La Oficina de Control de Bienes Extranjeros (OFAC), adscrita al Departamento del Tesoro estadounidense, incluyó al juez del Supremo Tribunal Federal (STF) de Brasil en su lista de Nacionales Especialmente Designados (SDN, por sus siglas en inglés). Esta medida permite congelar activos que pueda tener en territorio estadounidense y prohíbe a ciudadanos o empresas de ese país establecer relaciones financieras o comerciales con él.
El secretario del Tesoro, Scott Bessent, afirmó a través de su cuenta en X (antes Twitter) que de Moraes habría empleado su posición para autorizar arrestos preventivos sin el debido proceso, restringir la libertad de expresión y promover juicios con motivaciones políticas.
“Alexandre de Moraes lidera una ofensiva autoritaria que socava los derechos humanos, criminaliza la disidencia y ha llevado a cabo procesos judiciales politizados, incluso contra el expresidente Jair Bolsonaro”, declaró Bessent. Aseguró que su oficina seguirá actuando contra quienes, según dijo, “atenten contra los intereses de Estados Unidos y limiten nuestras libertades fundamentales”.

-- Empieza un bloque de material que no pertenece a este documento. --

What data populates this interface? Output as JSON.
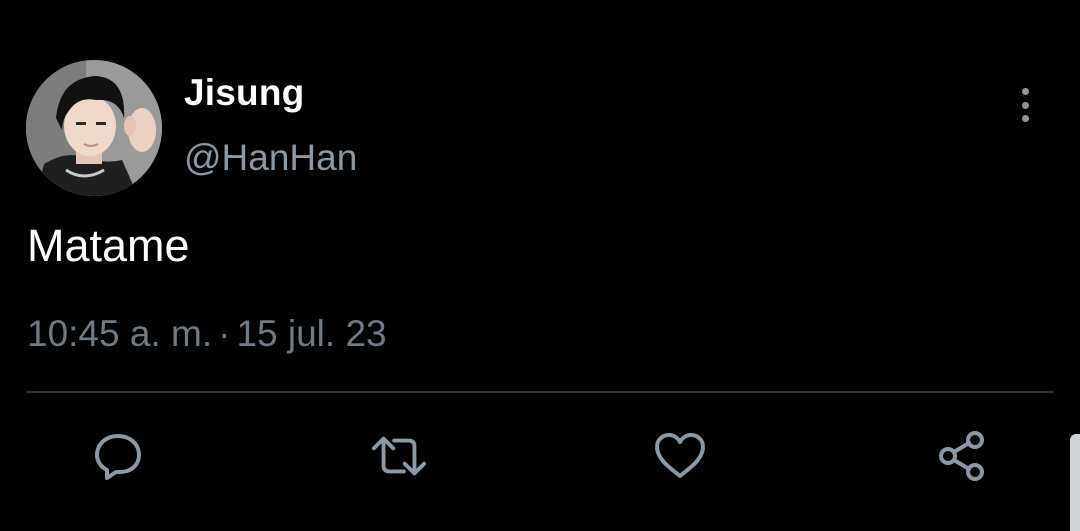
{
  "tweet": {
    "display_name": "Jisung",
    "handle": "@HanHan",
    "text": "Matame",
    "time": "10:45 a. m.",
    "separator": "·",
    "date": "15 jul. 23"
  },
  "actions": {
    "reply_icon": "reply-icon",
    "retweet_icon": "retweet-icon",
    "like_icon": "heart-icon",
    "share_icon": "share-icon",
    "more_icon": "more-vertical-icon"
  },
  "colors": {
    "background": "#000000",
    "primary_text": "#ffffff",
    "secondary_text": "#8b98a5",
    "divider": "#2f3336"
  }
}
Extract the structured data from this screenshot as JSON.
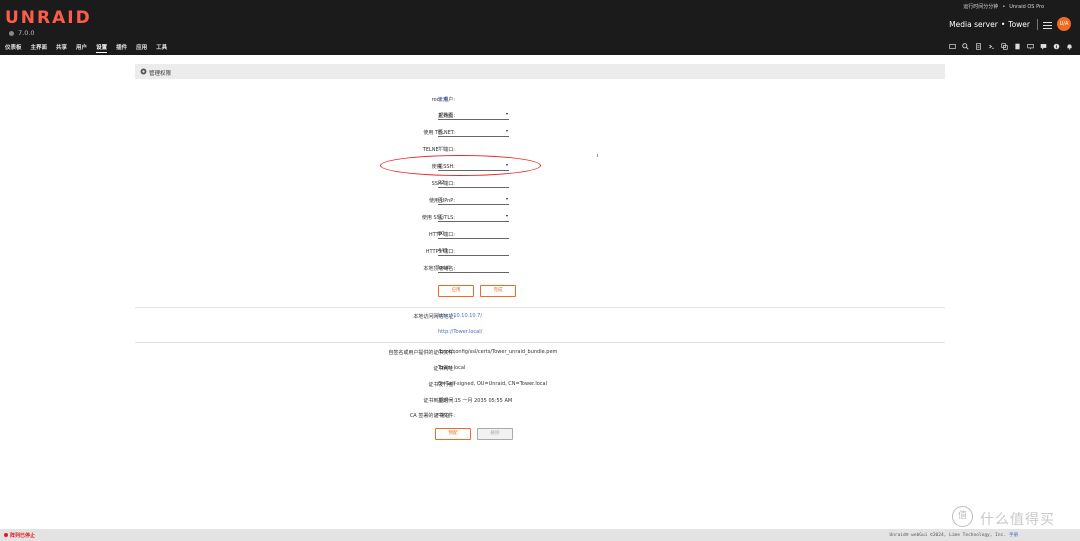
{
  "header": {
    "logo": "UNRAID",
    "version": "7.0.0",
    "uptime": "运行时间分分钟",
    "edition": "Unraid OS Pro",
    "server_name": "Media server",
    "server_bullet": "•",
    "hostname": "Tower",
    "avatar_text": "U/A",
    "brand_color": "#ff5b4a",
    "accent_color": "#ef6b22"
  },
  "nav": {
    "items": [
      "仪表板",
      "主界面",
      "共享",
      "用户",
      "设置",
      "插件",
      "应用",
      "工具"
    ],
    "active_index": 4
  },
  "toolbar": {
    "icons": [
      "terminal-window-icon",
      "search-icon",
      "log-icon",
      "console-icon",
      "copy-icon",
      "docs-icon",
      "display-icon",
      "feedback-icon",
      "info-icon",
      "bell-icon"
    ]
  },
  "panel": {
    "title": "管理权限",
    "icon": "gear-icon"
  },
  "form": {
    "root_user": {
      "label": "root 用户:",
      "value": "管理"
    },
    "start_page": {
      "label": "起始页:",
      "value": "主界面"
    },
    "use_telnet": {
      "label": "使用 TELNET:",
      "value": "否"
    },
    "telnet_port": {
      "label": "TELNET 端口:",
      "value": "23"
    },
    "use_ssh": {
      "label": "使用 SSH:",
      "value": "是"
    },
    "ssh_port": {
      "label": "SSH 端口:",
      "value": "22"
    },
    "use_upnp": {
      "label": "使用 UPnP:",
      "value": "否"
    },
    "use_ssl": {
      "label": "使用 SSL/TLS:",
      "value": "否"
    },
    "http_port": {
      "label": "HTTP 端口:",
      "value": "80"
    },
    "https_port": {
      "label": "HTTPS 端口:",
      "value": "443"
    },
    "local_tld": {
      "label": "本地顶级域名:",
      "value": "local"
    },
    "apply_label": "应用",
    "done_label": "完成"
  },
  "access": {
    "label": "本地访问网络地址:",
    "url1": "http://10.10.10.7/",
    "url2": "http://Tower.local/"
  },
  "cert": {
    "file": {
      "label": "自签名或用户提供的证书文件:",
      "value": "/boot/config/ssl/certs/Tower_unraid_bundle.pem"
    },
    "url": {
      "label": "证书网址:",
      "value": "Tower.local"
    },
    "issuer": {
      "label": "证书发行者:",
      "value": "O=Self-signed, OU=Unraid, CN=Tower.local"
    },
    "expiry": {
      "label": "证书到期时间:",
      "value": "星期一 15 一月 2035 05:55 AM"
    },
    "ca_file": {
      "label": "CA 签署的证书文件:",
      "value": "不存在"
    },
    "provision_label": "预配",
    "delete_label": "删除"
  },
  "footer": {
    "status": "阵列已停止",
    "copyright": "Unraid® webGui ©2024, Lime Technology, Inc.",
    "manual": "手册",
    "status_color": "#e31b1b"
  },
  "watermark": {
    "symbol": "值",
    "text": "什么值得买"
  }
}
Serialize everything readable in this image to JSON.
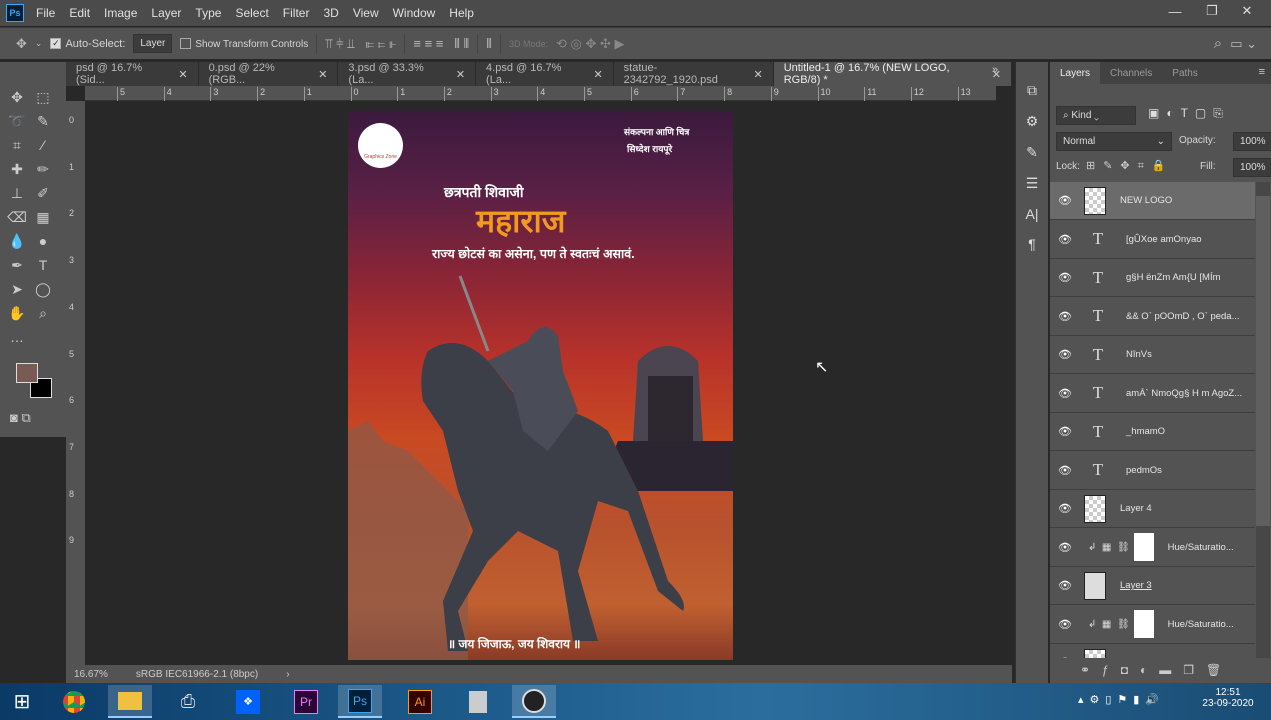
{
  "app": {
    "logo": "Ps",
    "menu": [
      "File",
      "Edit",
      "Image",
      "Layer",
      "Type",
      "Select",
      "Filter",
      "3D",
      "View",
      "Window",
      "Help"
    ]
  },
  "options": {
    "auto_select": "Auto-Select:",
    "auto_select_checked": true,
    "target": "Layer",
    "show_transform": "Show Transform Controls",
    "mode_3d": "3D Mode:"
  },
  "tabs": [
    {
      "label": "psd @ 16.7% (Sid...",
      "active": false
    },
    {
      "label": "0.psd @ 22% (RGB...",
      "active": false
    },
    {
      "label": "3.psd @ 33.3% (La...",
      "active": false
    },
    {
      "label": "4.psd @ 16.7% (La...",
      "active": false
    },
    {
      "label": "statue-2342792_1920.psd",
      "active": false
    },
    {
      "label": "Untitled-1 @ 16.7% (NEW LOGO, RGB/8) *",
      "active": true
    }
  ],
  "ruler": [
    "5",
    "4",
    "3",
    "2",
    "1",
    "0",
    "1",
    "2",
    "3",
    "4",
    "5",
    "6",
    "7",
    "8",
    "9",
    "10",
    "11",
    "12",
    "13"
  ],
  "vruler": [
    "0",
    "1",
    "2",
    "3",
    "4",
    "5",
    "6",
    "7",
    "8",
    "9"
  ],
  "poster": {
    "credit1": "संकल्पना आणि चित्र",
    "credit2": "सिध्देश रायपूरे",
    "logo_text": "Graphics Zone",
    "line1": "छत्रपती शिवाजी",
    "title": "महाराज",
    "tagline": "राज्य छोटसं का असेना, पण ते स्वतःचं असावं.",
    "footer": "॥ जय जिजाऊ, जय शिवराय ॥"
  },
  "status": {
    "zoom": "16.67%",
    "profile": "sRGB IEC61966-2.1 (8bpc)"
  },
  "panel": {
    "tabs": [
      "Layers",
      "Channels",
      "Paths"
    ],
    "filter": "Kind",
    "blend": "Normal",
    "opacity_label": "Opacity:",
    "opacity": "100%",
    "lock_label": "Lock:",
    "fill_label": "Fill:",
    "fill": "100%",
    "layers": [
      {
        "name": "NEW LOGO",
        "type": "smart",
        "selected": true
      },
      {
        "name": "[gÛXoe amOnyao",
        "type": "text"
      },
      {
        "name": "g§H ënZm Am{U [MÍm",
        "type": "text"
      },
      {
        "name": "&&  O` pOOmD , O` peda...",
        "type": "text"
      },
      {
        "name": "NînVs",
        "type": "text"
      },
      {
        "name": "amÁ` NmoQg§ H m AgoZ...",
        "type": "text"
      },
      {
        "name": "_hmamO",
        "type": "text"
      },
      {
        "name": "pedmOs",
        "type": "text"
      },
      {
        "name": "Layer 4",
        "type": "pixel"
      },
      {
        "name": "Hue/Saturatio...",
        "type": "adjust"
      },
      {
        "name": "Layer 3",
        "type": "image"
      },
      {
        "name": "Hue/Saturatio...",
        "type": "adjust"
      },
      {
        "name": "",
        "type": "pixel"
      }
    ]
  },
  "taskbar": {
    "time": "12:51",
    "date": "23-09-2020"
  }
}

En un comunicado oficial, Bessent acusó al togado de actuar de forma parcial y de impulsar lo que calificó como una “persecución ilegal” contra ciudadanos y empresas tanto brasileñas como estadounidenses. Esta acusación se da en el contexto de los conflictos legales que de Moraes ha sostenido con las plataformas X y Starlink, ambas propiedad de Elon Musk, empresario vinculado en el pasado a la administración de Donald Trump.
La sanción intensifica el ya complejo panorama político y judicial en Brasil y podría generar repercusiones diplomáticas entre Washington y Brasilia.